Companies have a legal responsibility to ensure that all employees have the right to work in the UK. To meet this requirement, some companies refuse to accept applications from anyone who does not already have this permission in place. However, because this requirement has a disproportionate impact on non-EEA citizens, it has the potential to be indirect race discrimination. This has been confirmed by case law (Osborne Clarke Services vs Purohit). As a result, these sorts of statements should now be avoided.
Insisting applicants have the permanent right to work in the UK has been explicitly rejected in government guidance: “Job applicants should not be treated less favourably if they produce acceptable documents showing a time-limited right to work in the UK” (Avoiding Unlawful Discrimination While Preventing Illegal Working, May 2014).
Some employers also insist that candidates provide evidence of their right to work at application stage. This point is addressed in section 16.67 of the Statutory Code of Practice accompanying the Equality Act 2010: “Eligibility to work in the UK should be verified in the final stages of the selection process rather than at the application stage, to make sure the appointment is based on merit alone, and is not influenced by other factors … Employers can, in some circumstances, apply for work permits and should not exclude potentially suitable candidates from the selection process.”
For some roles, gaining sponsorship may not be possible as the role might not meet the minimum criteria required. If this is the case, you may state this on the advert but you must give specific details. For example, if the vacancy doesn’t meet the minimum salary requirement, you must state that requirement and confirm what salary you are offering.
Not all employers will have registered as a potential sponsor and thus are unable to sponsor non-EEA applicants. However, a potential candidate could argue that securing such registration is not an unreasonable burden when balanced against their right not to suffer undue impact due to their nationality and that a company should be prepared to secure one if necessary. Stating that you do not have a sponsorship licence as a means to discourage non-EEA applicants could potentially expose you to claims of indirect racial discrimination. For this reason, we do not normally allow this statement on adverts.

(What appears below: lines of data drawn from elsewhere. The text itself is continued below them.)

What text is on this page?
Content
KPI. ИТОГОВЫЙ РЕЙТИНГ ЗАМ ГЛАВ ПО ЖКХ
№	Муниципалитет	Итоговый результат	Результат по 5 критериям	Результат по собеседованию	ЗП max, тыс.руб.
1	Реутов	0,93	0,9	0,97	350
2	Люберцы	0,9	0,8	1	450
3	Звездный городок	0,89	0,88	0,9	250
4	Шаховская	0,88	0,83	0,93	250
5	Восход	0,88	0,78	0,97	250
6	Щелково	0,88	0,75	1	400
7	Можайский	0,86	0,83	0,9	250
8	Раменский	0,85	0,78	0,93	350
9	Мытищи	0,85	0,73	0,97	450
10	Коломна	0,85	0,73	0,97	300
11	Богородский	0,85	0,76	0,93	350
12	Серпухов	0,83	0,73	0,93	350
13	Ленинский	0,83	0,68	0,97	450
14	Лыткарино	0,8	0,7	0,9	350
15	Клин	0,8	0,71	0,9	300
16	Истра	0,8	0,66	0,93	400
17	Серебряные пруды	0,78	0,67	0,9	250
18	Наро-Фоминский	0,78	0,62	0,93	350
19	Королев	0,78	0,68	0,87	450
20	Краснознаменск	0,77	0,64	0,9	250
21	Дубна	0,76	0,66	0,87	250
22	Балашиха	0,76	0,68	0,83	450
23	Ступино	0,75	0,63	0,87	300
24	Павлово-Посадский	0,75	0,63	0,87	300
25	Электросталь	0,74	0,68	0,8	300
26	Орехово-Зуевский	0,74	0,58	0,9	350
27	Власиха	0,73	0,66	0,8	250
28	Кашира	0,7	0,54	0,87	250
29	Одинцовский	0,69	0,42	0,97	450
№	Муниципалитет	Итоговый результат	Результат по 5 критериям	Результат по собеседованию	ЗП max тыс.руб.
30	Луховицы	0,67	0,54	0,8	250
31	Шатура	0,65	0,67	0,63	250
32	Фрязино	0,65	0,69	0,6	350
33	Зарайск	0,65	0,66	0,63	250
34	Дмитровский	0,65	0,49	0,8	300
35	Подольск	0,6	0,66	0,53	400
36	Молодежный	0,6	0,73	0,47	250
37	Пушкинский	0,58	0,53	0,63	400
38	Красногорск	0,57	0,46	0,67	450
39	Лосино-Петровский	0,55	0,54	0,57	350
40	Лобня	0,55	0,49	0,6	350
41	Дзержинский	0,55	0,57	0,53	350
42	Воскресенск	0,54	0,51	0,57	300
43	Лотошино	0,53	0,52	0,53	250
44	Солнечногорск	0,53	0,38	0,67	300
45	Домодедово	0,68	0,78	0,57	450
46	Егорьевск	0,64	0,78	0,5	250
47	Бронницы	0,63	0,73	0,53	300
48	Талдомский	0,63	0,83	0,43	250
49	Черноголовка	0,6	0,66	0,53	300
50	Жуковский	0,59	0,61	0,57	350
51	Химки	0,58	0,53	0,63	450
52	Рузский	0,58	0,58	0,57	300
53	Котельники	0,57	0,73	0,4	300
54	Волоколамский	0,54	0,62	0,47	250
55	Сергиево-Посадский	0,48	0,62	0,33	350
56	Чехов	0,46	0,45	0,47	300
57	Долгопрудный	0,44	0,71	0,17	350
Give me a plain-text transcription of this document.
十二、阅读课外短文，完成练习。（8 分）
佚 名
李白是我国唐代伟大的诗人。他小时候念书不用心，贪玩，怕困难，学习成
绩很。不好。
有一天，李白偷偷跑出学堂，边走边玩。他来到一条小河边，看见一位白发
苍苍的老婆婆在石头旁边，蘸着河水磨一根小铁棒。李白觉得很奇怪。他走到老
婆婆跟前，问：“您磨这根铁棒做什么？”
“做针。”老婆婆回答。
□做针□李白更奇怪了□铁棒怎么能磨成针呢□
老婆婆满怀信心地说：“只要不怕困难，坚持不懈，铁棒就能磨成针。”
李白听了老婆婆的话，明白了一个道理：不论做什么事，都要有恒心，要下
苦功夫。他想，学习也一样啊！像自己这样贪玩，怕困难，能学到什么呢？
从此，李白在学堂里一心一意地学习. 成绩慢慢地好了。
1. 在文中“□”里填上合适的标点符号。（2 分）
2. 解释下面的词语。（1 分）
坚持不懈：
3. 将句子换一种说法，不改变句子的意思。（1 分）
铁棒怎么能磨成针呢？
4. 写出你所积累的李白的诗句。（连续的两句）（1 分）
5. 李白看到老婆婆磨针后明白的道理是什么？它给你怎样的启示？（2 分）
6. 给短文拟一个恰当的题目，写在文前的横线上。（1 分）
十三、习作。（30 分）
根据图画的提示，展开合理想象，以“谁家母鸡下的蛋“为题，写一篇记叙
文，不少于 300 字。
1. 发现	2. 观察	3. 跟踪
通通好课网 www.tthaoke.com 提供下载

Special Exemptions for non-EEA students graduating from UK Universities
Recent changes in sponsorship rules have increased concern amongst employers regarding taking on international (non-EEA) students. However, while restrictions on most sponsorship have tightened, there are important exemptions for non-EEA students studying at UK universities.
If you appoint a student that has studied in the UK on a Tier 4 visa and who is now switching to a Tier 2 visa, the following exemptions from the new rules apply:
- Although the minimum salary for most Tier 2 sponsorship has been raised significantly (£30,000 per annum for Tier 2 (General)), the minimum salary for non-experienced workers remains (at time of writing) at £20,800 per annum.
- You are not limited on the amount of sponsorship certificates you can request;
- You do not have to pay the new Immigration Skills Charge;
- You do not have to carry out the Resident Labour Market Test. (You should note that even when you do have to apply the RLMT, this is not a valid reason for refusing applications. If the conditions for the RLMT are met, and no suitable settled worker is appointable, you may be able to employ a migrant worker.)
Because of the complexities of this issue, any statements placed on adverts concerning this issue should be very carefully considered.